Is this the future of long-haul trucking?
Salt Lake City, Utah - This is America's first hydrogen-electric long haul semi-truck, unveiled as a production-ready prototype at the Salt Lake City headquarters of zero-emissions startup Nikola Motors late last week.
And we do mean long-haul. The Nikola One has a 120kW electric motor on each of its six wheels, delivering a total of more than 720kW and 2700Nm, powered by a 320kWh battery pack. That's enough to take it from 0-100km/h in 30 seconds with a full payload of 29.5 tons - half the time taken by a typical Class 8 diesel truck.
And because electric motors deliver maximum torque at very low revs, it'll pull harder up a hill than any diesel, without losing momentum due to constant gear-changes.

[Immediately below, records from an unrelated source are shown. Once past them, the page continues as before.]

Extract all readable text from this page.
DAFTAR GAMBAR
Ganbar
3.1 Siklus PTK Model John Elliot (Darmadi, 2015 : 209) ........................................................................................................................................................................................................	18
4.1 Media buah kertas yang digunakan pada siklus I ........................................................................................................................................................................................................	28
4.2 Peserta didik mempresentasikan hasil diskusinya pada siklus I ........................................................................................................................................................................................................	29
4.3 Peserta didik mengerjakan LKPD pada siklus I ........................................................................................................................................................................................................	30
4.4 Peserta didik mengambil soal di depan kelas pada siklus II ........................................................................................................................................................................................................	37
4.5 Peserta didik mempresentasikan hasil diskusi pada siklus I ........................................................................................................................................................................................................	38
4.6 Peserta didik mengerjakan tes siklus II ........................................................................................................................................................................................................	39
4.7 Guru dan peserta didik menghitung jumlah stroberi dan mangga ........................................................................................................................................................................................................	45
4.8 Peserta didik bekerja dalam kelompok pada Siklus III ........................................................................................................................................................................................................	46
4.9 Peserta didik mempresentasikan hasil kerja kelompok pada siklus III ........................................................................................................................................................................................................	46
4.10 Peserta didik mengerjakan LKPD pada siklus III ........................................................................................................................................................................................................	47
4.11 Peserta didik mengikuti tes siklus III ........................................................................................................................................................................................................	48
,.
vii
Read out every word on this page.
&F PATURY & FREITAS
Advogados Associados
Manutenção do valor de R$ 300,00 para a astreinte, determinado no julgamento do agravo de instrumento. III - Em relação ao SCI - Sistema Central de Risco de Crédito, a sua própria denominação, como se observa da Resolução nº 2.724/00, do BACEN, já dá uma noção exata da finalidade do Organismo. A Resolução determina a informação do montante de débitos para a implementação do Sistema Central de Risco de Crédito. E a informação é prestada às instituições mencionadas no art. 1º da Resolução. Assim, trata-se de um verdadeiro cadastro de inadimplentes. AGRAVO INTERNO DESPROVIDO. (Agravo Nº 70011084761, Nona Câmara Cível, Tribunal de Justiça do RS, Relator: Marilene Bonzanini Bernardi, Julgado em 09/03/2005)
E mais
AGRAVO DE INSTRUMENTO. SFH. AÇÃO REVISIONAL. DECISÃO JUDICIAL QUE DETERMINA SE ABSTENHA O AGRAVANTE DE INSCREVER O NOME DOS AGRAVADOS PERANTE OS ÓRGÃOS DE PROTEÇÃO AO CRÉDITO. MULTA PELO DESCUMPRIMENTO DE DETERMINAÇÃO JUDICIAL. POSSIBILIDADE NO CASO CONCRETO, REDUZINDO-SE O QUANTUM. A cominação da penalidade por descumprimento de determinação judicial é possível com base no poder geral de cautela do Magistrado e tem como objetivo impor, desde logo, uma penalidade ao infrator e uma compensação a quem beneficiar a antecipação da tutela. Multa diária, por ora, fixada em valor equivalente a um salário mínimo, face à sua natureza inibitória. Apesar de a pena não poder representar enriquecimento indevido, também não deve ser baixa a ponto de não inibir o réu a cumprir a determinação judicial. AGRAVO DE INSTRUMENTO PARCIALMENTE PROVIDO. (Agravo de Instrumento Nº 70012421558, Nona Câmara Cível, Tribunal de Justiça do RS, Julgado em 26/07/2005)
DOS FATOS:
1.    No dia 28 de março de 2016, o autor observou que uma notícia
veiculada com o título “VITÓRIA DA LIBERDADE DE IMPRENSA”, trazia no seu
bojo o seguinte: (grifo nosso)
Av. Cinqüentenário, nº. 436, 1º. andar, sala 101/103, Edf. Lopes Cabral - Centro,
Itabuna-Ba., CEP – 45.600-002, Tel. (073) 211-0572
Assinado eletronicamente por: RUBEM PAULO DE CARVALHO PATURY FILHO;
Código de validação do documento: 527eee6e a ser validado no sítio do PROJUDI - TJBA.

But here's the kicker: the batteries are recharged 'on the fly' by an on-board hydrogen fuel cell, giving this truck a claimed non-stop range of 1200-1900km, depending on the load and average speed.
By removing the engine and transmission, and lowering the battery pack, fuel cell and hydrogen tank until they're between (and protected from impact by) the frame rails, the Nikola One is not only up to a ton lighter than an equivalent diesel truck, it has a significantly lower centre of gravity.
Built-in active safety features
In addition, with independent electric drive-by-wire to each of the six wheels, torque vectoring, traction control, ABS and regenerative braking are merely a matter of software - no additional engineering is needed.
All of which is monitored by a 53cm touchscreen, which also displays fuel and charge levels, satnav, all-round camera images, AM/FM radio controls, aircon settings, and a dedicated internet connection to home base, allowing real-time optimising of delivery route and schedules.
Not having an engine in front of - or under - the cab has also enabled Nikola to move the driving position forward, make the cab 30 percent bigger (it has two full-size beds, a fridge/freezer and a 100cm TV!) and move the driver's door to behind the front wheel instead of over it, so that you get in through an unobstructed doorway and walk forward between the seats, as you would in the cockpit of an airliner.
Location not yet decided
Nikola founder and CEO Trevor Milton said at the launch he'd already taken reservations for orders worth $3 billion (R40 billion). He plans to build 'a world-class manufacturing plant' that will create thousands of jobs, to produce his electric trucks, but doesn't yet know where it'll be because he's still dickering with the authorities in several states over which one will give him the biggest tax incentives.
Nevertheless, he also announced plans to begin building a network of hydrogen refuelling stations across the United States and Canada in January 2018 - which would also be open to owners of other makes of fuel-cell powered vehicles - as well as a distribution and service agreement with Ryder Systems, which has more than 800 workshops across North America.
You'll be able to lease a Nikola One fropm 2020, he says, for $5000-$7000 (R69 000-R97 000) a month, depending on options and trim, which includes an unlimited-distance warranty, full maintenance and free hydrogen for the first 1 600 000km - after which you can exchange it at no extra cost for a brand new one and another six years of free fuel.
And the company name? Well, Elon Musk has already appropriated the surname of Nikola Tesla, inventor of alternating current and the brushless electric motor, for his electric cars, so Milton took the iconic Serbian scientist's first name for his trucks.